Gerichtsprozess: Gesundheitswesen anfällig für solche Straftaten
Staatsanwalt Neumann sah den eigentlichen Strippenzieher des Strohmann-Konstrukts in dem bereits verurteilten Rechtsanwalt, dem Ehemann und Vater der Angeklagten. Diese seien von dem Anwalt mit hineingezogen worden. Grundsätzlich sagte der Ankläger, das Gesundheitswesen sei besonders anfällig für solche Straftaten. "Wer sich an diesem System bereichert, muss bestraft werden."

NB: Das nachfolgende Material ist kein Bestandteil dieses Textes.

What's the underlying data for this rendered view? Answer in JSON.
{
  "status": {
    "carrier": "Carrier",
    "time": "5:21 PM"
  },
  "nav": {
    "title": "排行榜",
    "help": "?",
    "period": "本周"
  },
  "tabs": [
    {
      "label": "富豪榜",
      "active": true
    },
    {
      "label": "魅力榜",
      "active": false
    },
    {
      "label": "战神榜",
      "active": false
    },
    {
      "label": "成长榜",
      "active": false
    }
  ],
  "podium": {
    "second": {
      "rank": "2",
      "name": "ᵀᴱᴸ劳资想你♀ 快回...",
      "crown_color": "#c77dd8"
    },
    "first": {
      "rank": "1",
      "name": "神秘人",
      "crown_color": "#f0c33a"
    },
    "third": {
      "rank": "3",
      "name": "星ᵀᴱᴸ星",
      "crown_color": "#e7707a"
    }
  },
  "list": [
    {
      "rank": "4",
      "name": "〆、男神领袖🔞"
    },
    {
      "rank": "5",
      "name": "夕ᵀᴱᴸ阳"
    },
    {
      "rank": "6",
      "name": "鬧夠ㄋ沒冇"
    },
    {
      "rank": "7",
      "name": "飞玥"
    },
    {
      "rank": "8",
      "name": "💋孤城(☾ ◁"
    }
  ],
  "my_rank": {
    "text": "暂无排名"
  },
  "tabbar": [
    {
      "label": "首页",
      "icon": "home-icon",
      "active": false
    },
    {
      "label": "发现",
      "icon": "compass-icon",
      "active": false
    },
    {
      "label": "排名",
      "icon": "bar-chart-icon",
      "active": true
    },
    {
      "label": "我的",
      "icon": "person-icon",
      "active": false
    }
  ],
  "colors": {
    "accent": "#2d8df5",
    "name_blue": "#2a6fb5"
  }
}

Die Angeklagten hätten für ihre Scheintätigkeit "unangemessen hohe Gehälter im Schnitt von monatlich jeweils 7500 Euro brutto kassiert". Die Verteidiger Isabel Kratzer-Ceylan und Helmut Linck stellten besonders die Geständnisse ihrer Mandanten heraus, ohne die es vermutlich einen langen Prozess gegeben hätte. Kratzer-Ceylan sagte, die Familie des im Juli 2021 verurteilten Anwalts habe bereits 860.000 Euro des Schadens wiedergutgemacht. Das Schöffengericht verurteilte die Mutter zu 17 Monaten Freiheitsstrafe auf Bewährung, den Sohn zu 16 Monaten. Als Bewährungsauflage muss die Frau 4000 Euro, der Sohn 5000 Euro an soziale Einrichtungen zahlen.